Fonda-Fultonville’s proposed 2013-14 school budget marks the end of a year of near-constant cuts and financial distress.
The $24.4 million proposed budget is set for a public vote May 21. If it passes, interim Superintendent Raymond Colucciello said the district will be solvent for the first time in years.
“It’s a budget the district can afford and gives the students what they need,” he said. “It strikes that crucial balance.”
District Treasurer Carey Shultz, who drafted the budget, described his plan for the coming school year as pretty straightforward, with no major cuts to the district’s remaining extracurricular programs and a moderate below-the-cap tax levy increase. He’s confident it will gain voter approval, but last year at this time he wasn’t so calm.
“We brought an almost 8 percent tax levy increase to voters last year,” he said. “No one had seen anything like it in our district before.”
The big tax increase was voted down, sending the district into a spiral of budget revisions, a half-million dollars in midyear cuts and parental protests. It wasn’t a great year for Fonda-Fulltonville.
In the midst of it all, Colucciello stepped in with 53 years of experience behind him to help fix the district’s problems.
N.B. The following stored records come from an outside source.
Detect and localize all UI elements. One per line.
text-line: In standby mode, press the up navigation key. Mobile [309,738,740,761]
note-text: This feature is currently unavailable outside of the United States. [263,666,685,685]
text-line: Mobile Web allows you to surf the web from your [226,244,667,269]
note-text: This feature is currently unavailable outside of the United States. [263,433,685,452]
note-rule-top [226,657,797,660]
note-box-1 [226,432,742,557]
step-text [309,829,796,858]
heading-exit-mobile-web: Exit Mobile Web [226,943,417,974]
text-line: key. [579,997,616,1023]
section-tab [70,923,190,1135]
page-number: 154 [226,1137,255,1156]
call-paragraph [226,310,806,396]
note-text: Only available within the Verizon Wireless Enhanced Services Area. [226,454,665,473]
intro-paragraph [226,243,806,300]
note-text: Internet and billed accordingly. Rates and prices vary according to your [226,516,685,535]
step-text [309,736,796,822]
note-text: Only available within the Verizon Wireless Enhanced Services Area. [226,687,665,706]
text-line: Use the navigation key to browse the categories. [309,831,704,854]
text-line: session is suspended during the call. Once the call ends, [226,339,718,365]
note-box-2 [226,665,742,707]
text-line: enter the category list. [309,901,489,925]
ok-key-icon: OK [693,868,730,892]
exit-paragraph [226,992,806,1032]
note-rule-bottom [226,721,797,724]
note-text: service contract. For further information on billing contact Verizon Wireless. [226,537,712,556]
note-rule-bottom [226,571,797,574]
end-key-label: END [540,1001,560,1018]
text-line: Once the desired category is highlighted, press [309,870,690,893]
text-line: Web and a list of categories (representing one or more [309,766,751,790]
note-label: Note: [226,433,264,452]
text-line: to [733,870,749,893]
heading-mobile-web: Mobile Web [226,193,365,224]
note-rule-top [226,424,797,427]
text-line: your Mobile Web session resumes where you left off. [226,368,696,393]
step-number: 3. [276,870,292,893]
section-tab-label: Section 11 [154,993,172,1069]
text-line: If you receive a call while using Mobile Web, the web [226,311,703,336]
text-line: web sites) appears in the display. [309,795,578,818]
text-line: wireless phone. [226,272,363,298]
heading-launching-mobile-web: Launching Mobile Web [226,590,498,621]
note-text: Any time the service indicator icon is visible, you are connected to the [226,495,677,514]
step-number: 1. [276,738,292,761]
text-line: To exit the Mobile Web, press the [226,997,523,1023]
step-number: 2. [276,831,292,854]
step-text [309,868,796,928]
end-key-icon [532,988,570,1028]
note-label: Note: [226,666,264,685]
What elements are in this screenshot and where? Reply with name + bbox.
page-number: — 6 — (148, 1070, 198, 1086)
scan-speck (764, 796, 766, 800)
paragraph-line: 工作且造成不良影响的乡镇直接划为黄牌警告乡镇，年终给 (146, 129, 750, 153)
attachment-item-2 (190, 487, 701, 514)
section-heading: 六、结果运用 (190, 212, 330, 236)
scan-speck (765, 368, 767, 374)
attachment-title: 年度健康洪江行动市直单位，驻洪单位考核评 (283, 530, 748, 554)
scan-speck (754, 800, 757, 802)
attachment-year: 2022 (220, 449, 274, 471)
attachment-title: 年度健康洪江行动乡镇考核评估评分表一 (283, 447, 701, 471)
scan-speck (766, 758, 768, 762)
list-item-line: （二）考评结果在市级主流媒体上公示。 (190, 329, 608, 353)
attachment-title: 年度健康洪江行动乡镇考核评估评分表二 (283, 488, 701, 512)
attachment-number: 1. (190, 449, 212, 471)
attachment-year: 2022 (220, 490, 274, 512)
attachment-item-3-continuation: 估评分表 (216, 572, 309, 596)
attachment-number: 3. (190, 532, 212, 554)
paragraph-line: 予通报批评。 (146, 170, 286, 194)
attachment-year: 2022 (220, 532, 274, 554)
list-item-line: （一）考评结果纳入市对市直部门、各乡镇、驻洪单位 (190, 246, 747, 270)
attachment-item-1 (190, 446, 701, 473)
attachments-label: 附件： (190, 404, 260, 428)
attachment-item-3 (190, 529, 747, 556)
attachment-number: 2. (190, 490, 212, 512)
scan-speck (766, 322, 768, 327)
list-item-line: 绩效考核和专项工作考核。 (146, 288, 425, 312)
“Things have settled down since then,” Shultz said.
The painful midyear cuts made crafting a balanced 2013-14 budget a relatively simple task. Colucciello said school staff and the community at large stepped up in a big way since he took the reins in December.
Coaches coached for free and the booster club raised $40,000 for modified sports. Teachers gave up raises, and they’ll do it all again next year.
“We went through every single program looking for waste,” Colucciello said. “We left no stone unturned.”
The result was a district with a few missing employees and some financial stability.
“We’re losing a few positions through retirement,” Shultz said, “but we didn’t actually have to cut anything for this new budget.”
State aid will also increase by more than $1 million in 2013-14, which not only allows the district to keep up with rising health benefit costs and avoid major staff cuts but will fund three new programs.
When students return to class at the end of the summer, a few STEM classes will be offered in the elementary school, Mandarin Chinese courses in the middle school and nanotechnology classes in the high school.
“These are just the seeds of new programs,” Colucciello said, “but it’s the first time we’ve added anything in three years.”
If approved, the new budget will increase the tax levy by 4.5 percent, which falls well below the state-imposed cap. Without taking equalization rates and municipal boundaries into account, the owner of an average $100,000 home in the district will pay about $75 more in taxes over the coming year, according to Shultz.
A public hearing on the budget will be held at 7 p.m. Monday in the high school multipurpose room, with the vote taking place May 21.
Also May 21, voters will elect two members to the Board of Education. Matt Sullivan is running for another term on the seven-member board. Sitting board President Linda Wszolek is not running, according to school officials. Her seat will be filled by a write-in candidate.